The second consecutive atmospheric river hit California on Sunday, flooding roads, knocking out power to more than 845,000 people and triggering a rare warning of hurricane-force winds as the state braced for what could be days of heavy rain.
Atmospheric rivers are river-like storms in the sky that dump huge amounts of rain and can cause flooding, trigger mudslides, and result in loss of life and enormous property damage.
Sunday’s storm flooded streets and brought down trees and power lines throughout the San Francisco Bay Area, where winds topped 60 mph in some areas. Gusts exceeding 128 km/h were recorded in the mountains.
Just south, in San Jose, California, emergency crews pulled occupants from the windows of a car stuck in floodwaters and rescued people from a homeless encampment along a river in flood.
In Southern California, authorities warned of potentially devastating flooding and ordered the evacuation of canyons that burned in recent wildfires and are at high risk of mudslides and debris. The U.S. National Weather Service office in Los Angeles warned that “all systems are operational for one of the most dramatic weather days in recent memory.”
Nearly 846,000 customers were without power across the state as of Sunday evening, with most outages concentrated in coastal regions, according to poweroutage.us.
Six counties in the San Francisco Bay Area were at low risk of waterspouts coming ashore and developing into tornadoes, the Storm Prediction Center said. The last time the center forecast a tornado risk in the area was February 2015, according to the San Francisco Chronicle.
The winds caused delays of several hours at San Francisco International Airport. As of 2:30 p.m. Sunday, 155 departing flights were delayed and 69 had been canceled, according to tracking site FlightAware.
Much of the state has dried out from the system that exploded last week, causing flooding and welcome dumping of snow in the mountains. The latest storm, also called the “Pineapple Express” because its plume of moisture extends across the Pacific to near Hawaii, arrived off the coast of Northern California on Saturday, while most of the The state was under some sort of wind, wave or flood watch.

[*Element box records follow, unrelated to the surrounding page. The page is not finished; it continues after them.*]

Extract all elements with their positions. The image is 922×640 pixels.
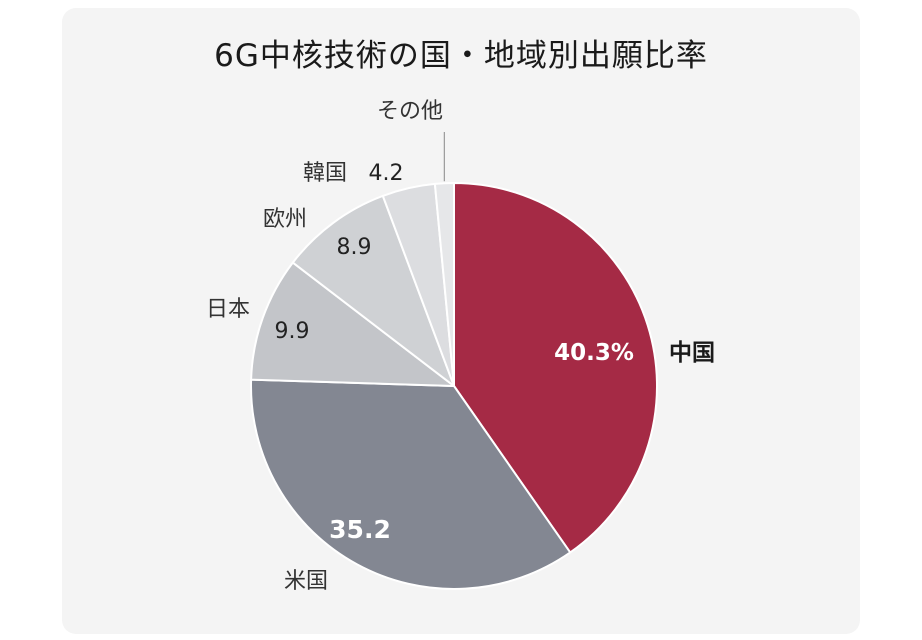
slice-value-label: 8.9 — [337, 235, 372, 260]
slice-category-label: 米国 — [284, 569, 328, 594]
slice-value-label: 35.2 — [329, 515, 391, 544]
slice-value-label: 40.3% — [554, 340, 634, 366]
slice-value-label: 9.9 — [275, 319, 310, 344]
pie-slice — [453, 182, 658, 554]
slice-category-label: 中国 — [669, 340, 715, 366]
pie-labels: 40.3% 中国 35.2米国 9.9 日本 8.9 欧州 4.2 韓国 その他 — [206, 99, 715, 594]
slice-category-label: 欧州 — [263, 207, 307, 232]
slice-category-label: 韓国 — [303, 161, 347, 186]
pie-slices — [250, 182, 658, 590]
slice-category-label: その他 — [377, 99, 443, 124]
pie-slice — [291, 194, 455, 387]
slice-category-label: 日本 — [206, 297, 250, 322]
slice-value-label: 4.2 — [369, 161, 404, 186]
pie-slice — [250, 378, 572, 590]
pie-slice — [433, 182, 455, 387]
pie-slice — [250, 261, 455, 387]
chart-title: 6G中核技術の国・地域別出願比率 — [214, 38, 708, 74]
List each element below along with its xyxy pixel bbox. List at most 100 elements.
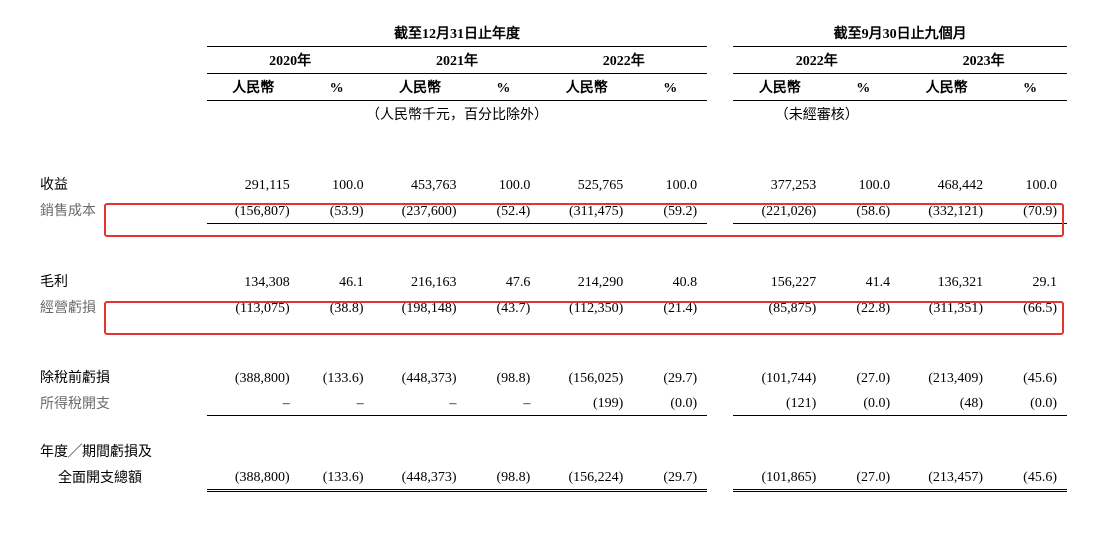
cell: 214,290 [540, 268, 633, 294]
cell: (121) [733, 390, 826, 416]
cell: 291,115 [207, 171, 300, 197]
financial-table-container: 截至12月31日止年度 截至9月30日止九個月 2020年 2021年 2022… [40, 20, 1067, 492]
cell: (198,148) [374, 294, 467, 320]
cell: 40.8 [633, 268, 707, 294]
cell: 46.1 [300, 268, 374, 294]
cell: (38.8) [300, 294, 374, 320]
cell: (48) [900, 390, 993, 416]
label-income-tax: 所得稅開支 [40, 390, 207, 416]
cell: (448,373) [374, 364, 467, 390]
label-loss-before-tax: 除稅前虧損 [40, 364, 207, 390]
cell: 134,308 [207, 268, 300, 294]
header-row-note: （人民幣千元，百分比除外） （未經審核） [40, 101, 1067, 128]
cell: 453,763 [374, 171, 467, 197]
cell: (0.0) [633, 390, 707, 416]
cell: 29.1 [993, 268, 1067, 294]
hdr-pct: % [826, 74, 900, 101]
cell: 100.0 [300, 171, 374, 197]
header-row-periods: 截至12月31日止年度 截至9月30日止九個月 [40, 20, 1067, 47]
cell: (45.6) [993, 464, 1067, 490]
header-2022b: 2022年 [733, 47, 900, 74]
cell: 216,163 [374, 268, 467, 294]
cell: (332,121) [900, 197, 993, 223]
cell: 468,442 [900, 171, 993, 197]
cell: (156,807) [207, 197, 300, 223]
cell: (70.9) [993, 197, 1067, 223]
cell: (388,800) [207, 464, 300, 490]
header-2021: 2021年 [374, 47, 541, 74]
cell: (101,865) [733, 464, 826, 490]
label-operating-loss: 經營虧損 [40, 294, 207, 320]
cell: (448,373) [374, 464, 467, 490]
header-2023: 2023年 [900, 47, 1067, 74]
cell: (213,457) [900, 464, 993, 490]
header-nine-months: 截至9月30日止九個月 [733, 20, 1067, 47]
label-revenue: 收益 [40, 171, 207, 197]
cell: (85,875) [733, 294, 826, 320]
cell: (59.2) [633, 197, 707, 223]
cell: (113,075) [207, 294, 300, 320]
hdr-rmb: 人民幣 [733, 74, 826, 101]
cell: (112,350) [540, 294, 633, 320]
cell: (43.7) [466, 294, 540, 320]
hdr-pct: % [466, 74, 540, 101]
cell: (27.0) [826, 364, 900, 390]
label-total-loss-1: 年度╱期間虧損及 [40, 438, 207, 464]
header-year-end: 截至12月31日止年度 [207, 20, 707, 47]
cell: (156,224) [540, 464, 633, 490]
cell: (98.8) [466, 464, 540, 490]
cell: 156,227 [733, 268, 826, 294]
cell: (29.7) [633, 364, 707, 390]
cell: (45.6) [993, 364, 1067, 390]
cell: (98.8) [466, 364, 540, 390]
label-cost-of-sales: 銷售成本 [40, 197, 207, 223]
cell: 525,765 [540, 171, 633, 197]
hdr-rmb: 人民幣 [374, 74, 467, 101]
cell: (133.6) [300, 464, 374, 490]
cell: (66.5) [993, 294, 1067, 320]
cell: 136,321 [900, 268, 993, 294]
cell: (58.6) [826, 197, 900, 223]
row-income-tax: 所得稅開支 – – – – (199) (0.0) (121) (0.0) (4… [40, 390, 1067, 416]
cell: (213,409) [900, 364, 993, 390]
cell: 100.0 [466, 171, 540, 197]
cell: (53.9) [300, 197, 374, 223]
header-row-units: 人民幣 % 人民幣 % 人民幣 % 人民幣 % 人民幣 % [40, 74, 1067, 101]
row-total-loss-label1: 年度╱期間虧損及 [40, 438, 1067, 464]
cell: (0.0) [993, 390, 1067, 416]
header-2020: 2020年 [207, 47, 374, 74]
cell: (29.7) [633, 464, 707, 490]
unaudited-note: （未經審核） [733, 101, 900, 128]
cell: (311,351) [900, 294, 993, 320]
label-gross-profit: 毛利 [40, 268, 207, 294]
cell: – [300, 390, 374, 416]
cell: (311,475) [540, 197, 633, 223]
row-operating-loss: 經營虧損 (113,075) (38.8) (198,148) (43.7) (… [40, 294, 1067, 320]
cell: (156,025) [540, 364, 633, 390]
cell: (52.4) [466, 197, 540, 223]
header-2022a: 2022年 [540, 47, 707, 74]
row-cost-of-sales: 銷售成本 (156,807) (53.9) (237,600) (52.4) (… [40, 197, 1067, 223]
cell: – [207, 390, 300, 416]
cell: (22.8) [826, 294, 900, 320]
cell: 47.6 [466, 268, 540, 294]
label-total-loss-2: 全面開支總額 [40, 464, 207, 490]
cell: (0.0) [826, 390, 900, 416]
hdr-rmb: 人民幣 [207, 74, 300, 101]
cell: 100.0 [826, 171, 900, 197]
cell: (221,026) [733, 197, 826, 223]
cell: (388,800) [207, 364, 300, 390]
header-row-years: 2020年 2021年 2022年 2022年 2023年 [40, 47, 1067, 74]
row-loss-before-tax: 除稅前虧損 (388,800) (133.6) (448,373) (98.8)… [40, 364, 1067, 390]
cell: – [374, 390, 467, 416]
hdr-rmb: 人民幣 [900, 74, 993, 101]
financial-table: 截至12月31日止年度 截至9月30日止九個月 2020年 2021年 2022… [40, 20, 1067, 492]
hdr-pct: % [993, 74, 1067, 101]
cell: (133.6) [300, 364, 374, 390]
cell: 100.0 [993, 171, 1067, 197]
cell: (27.0) [826, 464, 900, 490]
hdr-pct: % [633, 74, 707, 101]
cell: 41.4 [826, 268, 900, 294]
cell: (21.4) [633, 294, 707, 320]
row-total-loss: 全面開支總額 (388,800) (133.6) (448,373) (98.8… [40, 464, 1067, 490]
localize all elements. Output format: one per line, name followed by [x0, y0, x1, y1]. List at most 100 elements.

The weather service issued a rare “hurricane force wind warning” for the Central Coast on Sunday, with wind gusts up to 90 mph from the Monterey Peninsula to the northern part of San Luis Obispo County.
Meanwhile, Southern California was at risk of significant flooding starting Sunday evening because of the slow-moving system, said Ryan Kittell, a meteorologist with the Los Angeles Area Weather Service office.
“The core of the low pressure system is very deep, it’s moving very slowly and it’s very close to us. And that’s why we have these very strong winds. And its slow-moving nature really gives us the highest precipitation totals and the risk of flooding,” he said during a press briefing on Sunday.
Evacuation orders and warnings were in effect for mountain and canyon areas of Monterey, Santa Barbara, Ventura and Los Angeles counties. Los Angeles County Supervisor Lindsay Horvath urged residents near the Topanga and Soledad canyon burn zones to heed orders to get out ahead of possible mudslides. The county set up shelters where evacuees could spend the night.
Governor Gavin Newsom declared a state of emergency for Los Angeles, Orange, Riverside, San Bernardino, San Diego, San Luis Obispo, Santa Barbara and Ventura counties on Sunday. The Governor’s Office of Emergency Services activated its operations center and positioned personnel and equipment in the highest risk areas.
The storm was expected to move along the coast and bring heavy rain, possible flash flooding and mountain snow to the Los Angeles area Sunday evening, before hitting Orange and San Diego counties Monday .
The weather service predicts up to 8 inches of precipitation in coastal areas and valleys of Southern California, with 14 inches possible in the foothills and mountains. Heavy to moderate rain is expected in Southern California through Tuesday.